Yes, the tall priest had welcomed the children up to the altar, booming out his baritone invitation and waving his arms like railroad crossing gates, and a few kids had shot up the aisle instantly like falcons with ponytails, and then a few more edged out from the wings of the church and sat down cross-legged and fascinated too, but it was the next few minutes that riveted me, for even as the priest went to work at the baptistery, and the parents and godparents stood there blinking and beaming, and several people in the congregation hummed along with the kid wailing steadily in the key of C, and I realized that the other baby looked exactly like Joe Strummer when he had a Mohawk in the last year the Clash were great, little kids kept edging out of the pews, and sliding surreptitiously toward the altar, and crouching behind the pillars at either side of the nave, and peering out amazed and delighted as the two babies were oiled and washed in the waters of the Lord.

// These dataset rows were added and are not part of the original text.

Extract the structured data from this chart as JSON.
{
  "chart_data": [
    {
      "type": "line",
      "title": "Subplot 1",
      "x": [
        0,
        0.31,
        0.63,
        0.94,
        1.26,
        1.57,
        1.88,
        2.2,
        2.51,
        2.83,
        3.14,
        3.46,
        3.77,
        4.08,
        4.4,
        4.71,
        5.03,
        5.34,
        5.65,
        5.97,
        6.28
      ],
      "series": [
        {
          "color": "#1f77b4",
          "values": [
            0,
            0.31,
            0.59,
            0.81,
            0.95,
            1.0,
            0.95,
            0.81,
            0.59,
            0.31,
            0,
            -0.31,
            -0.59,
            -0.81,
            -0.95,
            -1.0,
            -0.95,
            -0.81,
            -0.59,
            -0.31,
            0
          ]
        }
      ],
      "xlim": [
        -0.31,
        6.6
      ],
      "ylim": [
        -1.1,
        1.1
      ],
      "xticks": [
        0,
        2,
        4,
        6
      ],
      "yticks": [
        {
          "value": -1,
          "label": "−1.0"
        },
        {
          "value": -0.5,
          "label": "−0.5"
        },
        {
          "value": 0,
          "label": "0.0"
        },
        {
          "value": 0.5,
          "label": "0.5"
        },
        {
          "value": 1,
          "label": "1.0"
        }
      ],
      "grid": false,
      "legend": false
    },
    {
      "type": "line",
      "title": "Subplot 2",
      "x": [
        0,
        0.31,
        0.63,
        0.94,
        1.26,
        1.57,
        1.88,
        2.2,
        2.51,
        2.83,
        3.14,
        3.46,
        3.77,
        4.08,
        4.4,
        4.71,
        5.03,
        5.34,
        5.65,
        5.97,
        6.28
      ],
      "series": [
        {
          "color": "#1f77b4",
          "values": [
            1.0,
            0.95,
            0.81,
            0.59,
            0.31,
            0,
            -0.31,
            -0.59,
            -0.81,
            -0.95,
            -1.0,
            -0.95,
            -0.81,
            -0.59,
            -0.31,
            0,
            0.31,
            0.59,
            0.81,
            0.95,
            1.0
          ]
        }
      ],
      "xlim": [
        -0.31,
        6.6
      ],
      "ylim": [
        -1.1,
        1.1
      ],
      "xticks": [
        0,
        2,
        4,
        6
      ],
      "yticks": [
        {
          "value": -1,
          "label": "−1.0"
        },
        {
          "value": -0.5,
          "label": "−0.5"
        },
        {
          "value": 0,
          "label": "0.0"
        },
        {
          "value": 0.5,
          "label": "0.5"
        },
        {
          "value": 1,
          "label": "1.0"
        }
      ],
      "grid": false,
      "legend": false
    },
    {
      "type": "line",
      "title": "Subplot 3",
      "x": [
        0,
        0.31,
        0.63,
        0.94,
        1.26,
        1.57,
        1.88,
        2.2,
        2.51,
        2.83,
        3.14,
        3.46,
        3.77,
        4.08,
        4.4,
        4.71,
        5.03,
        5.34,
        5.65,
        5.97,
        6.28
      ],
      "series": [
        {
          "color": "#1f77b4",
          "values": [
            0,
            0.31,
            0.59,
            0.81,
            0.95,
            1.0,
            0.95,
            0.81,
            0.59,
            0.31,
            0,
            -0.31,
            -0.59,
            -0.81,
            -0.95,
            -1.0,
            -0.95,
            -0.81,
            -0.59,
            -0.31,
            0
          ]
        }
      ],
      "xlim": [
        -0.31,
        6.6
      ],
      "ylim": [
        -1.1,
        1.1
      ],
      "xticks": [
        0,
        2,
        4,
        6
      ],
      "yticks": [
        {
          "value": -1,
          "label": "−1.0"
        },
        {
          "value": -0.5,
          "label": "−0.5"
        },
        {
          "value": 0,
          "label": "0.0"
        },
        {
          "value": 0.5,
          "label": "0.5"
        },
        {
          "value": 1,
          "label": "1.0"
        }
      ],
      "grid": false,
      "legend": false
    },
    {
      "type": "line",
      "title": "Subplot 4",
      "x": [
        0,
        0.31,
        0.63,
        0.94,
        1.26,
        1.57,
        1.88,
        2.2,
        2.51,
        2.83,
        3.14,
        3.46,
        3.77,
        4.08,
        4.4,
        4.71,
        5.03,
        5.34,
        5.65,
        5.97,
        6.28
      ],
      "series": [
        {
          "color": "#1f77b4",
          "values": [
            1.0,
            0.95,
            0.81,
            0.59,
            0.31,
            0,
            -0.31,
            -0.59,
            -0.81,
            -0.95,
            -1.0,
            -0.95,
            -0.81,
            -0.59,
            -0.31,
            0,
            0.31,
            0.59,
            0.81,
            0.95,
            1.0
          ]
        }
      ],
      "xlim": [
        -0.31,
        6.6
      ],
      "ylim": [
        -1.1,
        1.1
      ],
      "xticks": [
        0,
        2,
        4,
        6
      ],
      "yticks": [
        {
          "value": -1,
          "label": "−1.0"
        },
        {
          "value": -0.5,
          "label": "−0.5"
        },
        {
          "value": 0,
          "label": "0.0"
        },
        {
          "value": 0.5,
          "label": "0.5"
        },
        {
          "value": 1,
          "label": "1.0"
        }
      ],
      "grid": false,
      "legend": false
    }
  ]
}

I watched one boy, maybe age four, slip out of his pew and plaster himself against the wall, looking uncannily like a tiny cat burglar, and slowly slide along the wall toward the altar, grinning at those of us who grinned at him. I bet it took him five minutes to go 20 pews along that wall, but the priest was being expansive and garrulous and relaxed about pacing, so by the time the priest got to the actual baptizing of the squaller and the sleeper, the cat burglar had achieved the end of the wall, near the pillar where I counted four kids crouched and wary and absorbed.